Cesena
Terremoti: ne ha parlato la ricercatrice dell’Ingv Stefania Danesi al Rotary
La ricercatrice cesenate ha dato interessanti informazioni sul fenomeno che riguarda tutto il Paese

I terremoti non si possono prevedere nel tempo ma si sa dove possono verificarsi. L’unico vero strumento di difesa è costruire secondo norme antisismiche
Sappiamo perché e dove ma non sappiamo quando
“Non sappiamo esattamente quando, ma sappiamo bene perché e dove probabilmente si verificherà un terremoto”. Prevedere la forza distruttiva della terra che trema, mettere in salvo le persone, proteggere gli edifici, salvaguardare il patrimonio culturale: è questo che significherebbe prevederlo con esattezza. Ecco la risposta scientifica della domanda che le persone rivolgono costantemente a chi si occupa di geofisica.
Gli eventi non si ripetono mai uguali
L’ha fornita ancora una volta, in una densa conferenza per i soci del Rotary Club Cesena guidato in questa annata da Norberto Fantini, Stefania Danesi, cesenate, ricercatrice della sezione bolognese dell’Ingv (Istituto nazionale di geofisica e vulcanologia).

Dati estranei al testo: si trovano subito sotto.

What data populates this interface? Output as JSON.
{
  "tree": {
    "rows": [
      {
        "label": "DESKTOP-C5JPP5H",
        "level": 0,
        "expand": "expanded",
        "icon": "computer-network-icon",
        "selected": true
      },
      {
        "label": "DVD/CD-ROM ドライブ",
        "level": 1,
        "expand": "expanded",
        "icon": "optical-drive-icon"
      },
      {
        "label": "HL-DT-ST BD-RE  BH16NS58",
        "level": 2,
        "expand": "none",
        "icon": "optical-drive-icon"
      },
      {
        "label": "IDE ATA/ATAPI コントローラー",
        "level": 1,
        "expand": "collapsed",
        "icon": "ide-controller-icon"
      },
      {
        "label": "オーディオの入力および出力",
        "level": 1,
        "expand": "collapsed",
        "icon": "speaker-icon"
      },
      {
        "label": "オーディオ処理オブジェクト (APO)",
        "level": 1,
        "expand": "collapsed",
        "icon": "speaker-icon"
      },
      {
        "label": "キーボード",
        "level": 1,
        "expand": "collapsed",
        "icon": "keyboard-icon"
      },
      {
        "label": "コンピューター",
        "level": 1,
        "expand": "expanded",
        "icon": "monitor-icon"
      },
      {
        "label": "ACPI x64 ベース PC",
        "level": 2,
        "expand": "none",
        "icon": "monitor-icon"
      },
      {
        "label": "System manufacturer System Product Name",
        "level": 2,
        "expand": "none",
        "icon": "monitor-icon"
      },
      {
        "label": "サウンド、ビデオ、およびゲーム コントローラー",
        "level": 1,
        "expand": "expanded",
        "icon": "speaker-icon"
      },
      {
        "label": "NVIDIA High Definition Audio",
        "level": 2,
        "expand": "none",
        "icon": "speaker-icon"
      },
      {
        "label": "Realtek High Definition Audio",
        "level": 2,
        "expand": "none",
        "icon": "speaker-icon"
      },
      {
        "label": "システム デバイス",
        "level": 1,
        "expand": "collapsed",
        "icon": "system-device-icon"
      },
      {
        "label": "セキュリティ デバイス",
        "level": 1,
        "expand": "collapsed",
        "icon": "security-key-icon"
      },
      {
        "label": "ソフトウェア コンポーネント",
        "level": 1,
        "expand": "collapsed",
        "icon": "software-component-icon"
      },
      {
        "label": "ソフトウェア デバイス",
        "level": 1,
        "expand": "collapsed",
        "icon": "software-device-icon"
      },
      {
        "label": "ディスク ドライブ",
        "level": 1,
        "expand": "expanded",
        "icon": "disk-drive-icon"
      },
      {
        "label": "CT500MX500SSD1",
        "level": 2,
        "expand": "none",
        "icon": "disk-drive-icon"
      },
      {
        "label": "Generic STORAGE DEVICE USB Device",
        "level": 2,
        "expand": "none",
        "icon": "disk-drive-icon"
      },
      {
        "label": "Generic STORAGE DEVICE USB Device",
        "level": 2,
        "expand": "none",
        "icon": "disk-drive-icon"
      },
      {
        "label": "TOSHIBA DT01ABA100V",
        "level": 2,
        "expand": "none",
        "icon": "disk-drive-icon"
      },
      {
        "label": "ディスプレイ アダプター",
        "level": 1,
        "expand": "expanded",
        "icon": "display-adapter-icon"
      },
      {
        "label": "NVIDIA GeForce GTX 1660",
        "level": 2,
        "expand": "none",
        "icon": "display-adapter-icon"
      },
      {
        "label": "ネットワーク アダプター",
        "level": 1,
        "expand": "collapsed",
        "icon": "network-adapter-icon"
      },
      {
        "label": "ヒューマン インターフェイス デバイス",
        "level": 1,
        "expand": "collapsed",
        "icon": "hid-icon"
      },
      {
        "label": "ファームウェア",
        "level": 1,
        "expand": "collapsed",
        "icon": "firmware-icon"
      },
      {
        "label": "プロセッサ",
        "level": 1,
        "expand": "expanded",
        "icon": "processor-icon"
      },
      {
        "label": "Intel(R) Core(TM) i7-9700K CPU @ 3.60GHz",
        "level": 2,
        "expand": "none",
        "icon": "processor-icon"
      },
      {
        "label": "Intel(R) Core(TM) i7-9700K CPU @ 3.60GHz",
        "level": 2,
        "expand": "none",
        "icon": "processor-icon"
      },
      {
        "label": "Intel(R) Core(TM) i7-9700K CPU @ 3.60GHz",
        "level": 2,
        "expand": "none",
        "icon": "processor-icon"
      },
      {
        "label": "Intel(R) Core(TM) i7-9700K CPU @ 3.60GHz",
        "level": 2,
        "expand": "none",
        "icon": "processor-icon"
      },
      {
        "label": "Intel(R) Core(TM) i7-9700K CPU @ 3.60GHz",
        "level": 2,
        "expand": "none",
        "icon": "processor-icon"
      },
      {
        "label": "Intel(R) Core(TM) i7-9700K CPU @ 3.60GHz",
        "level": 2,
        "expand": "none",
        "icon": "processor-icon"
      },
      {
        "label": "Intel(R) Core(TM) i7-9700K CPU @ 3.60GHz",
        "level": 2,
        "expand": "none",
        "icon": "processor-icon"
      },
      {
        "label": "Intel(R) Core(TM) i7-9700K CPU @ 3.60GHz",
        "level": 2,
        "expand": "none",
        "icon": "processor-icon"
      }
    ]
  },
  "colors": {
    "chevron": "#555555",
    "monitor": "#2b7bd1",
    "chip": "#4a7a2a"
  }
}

Prevedere i terremoti non è possibile neppure studiando la loro successione nel tempo poiché, ha spiegato la ricercatrice, “gli eventi naturali non si ripetono mai uguali e non esistono modelli matematici che ci indichino che un terremoto di una certa forza stia per accadere in un luogo o in un giorno preciso”.
Cesena, un territorio di media pericolosità
Sappiamo però che Cesena è collocata in un territorio classificato di media pericolosità (ma ha vicino l’indice massimo di Sarsina e quello non così distante di Brisighella), che il suolo trema molte volte in un anno anche se non lo avvertiamo nettamente, che l’Italia (situata nella giunzione di tre placche terrestri che spingono l’una contro l’altra) è ad alto rischio sismico. Ma, nel mondo sono 2 miliardi, ha sottolineato Stafania Danesi, “le persone che vivono in zone a pericolosità alta”. Per restare all’Italia: “Nel 2024 la Rete Sismica Nazionale composta da 540 stazioni – ha evidenziato la ricercatrice – ha localizzato 16.826 terremoti sul territorio italiano e nelle aree limitrofe. Poco più di 46 eventi al giorno. Dopo diversi anni la Sicilia ha ceduto il passo all’Emilia Romagna che ha avuto il maggior numero di eventi, 434, di magnitudo pari o superiore a 2.0, seguita dalla Calabria e dalla stessa Sicilia”.
L’unica risposta: costruire secondo parametri precisi
Ma l’area più esposta ai terremoti di forte entità è la dorsale appenninica dal centro al sud Italia. Su 1300 terremoti distruttivi avvenuti nel secondo millennio 500 hanno interessato l’Italia con migliaia di morti e danni ingenti. Ma come si misura l’indice di rischio di un territorio? “Esaminando la pericolosità, ossia lo scuotimento del suolo – ha spiegato Stefania Danesi – il valore dei beni in termini di densità abitativa, infrastrutture, attività produttive e patrimonio culturale e la loro vulnerabilità, ossia la propensione a subire danni”. Il nostro territorio regionale è ad alto rischio anche per i beni esposti. Il primo indice è naturale e nulla si può fare se non sapere che succederà, invece sugli altri si può intervenire. È l’eterna sollecitazione a costruire secondo parametri precisi, come mostrano gli edifici che sono rimasti in piedi accanto ad altri letteralmente collassati benché collocati nel medesimo perimetro.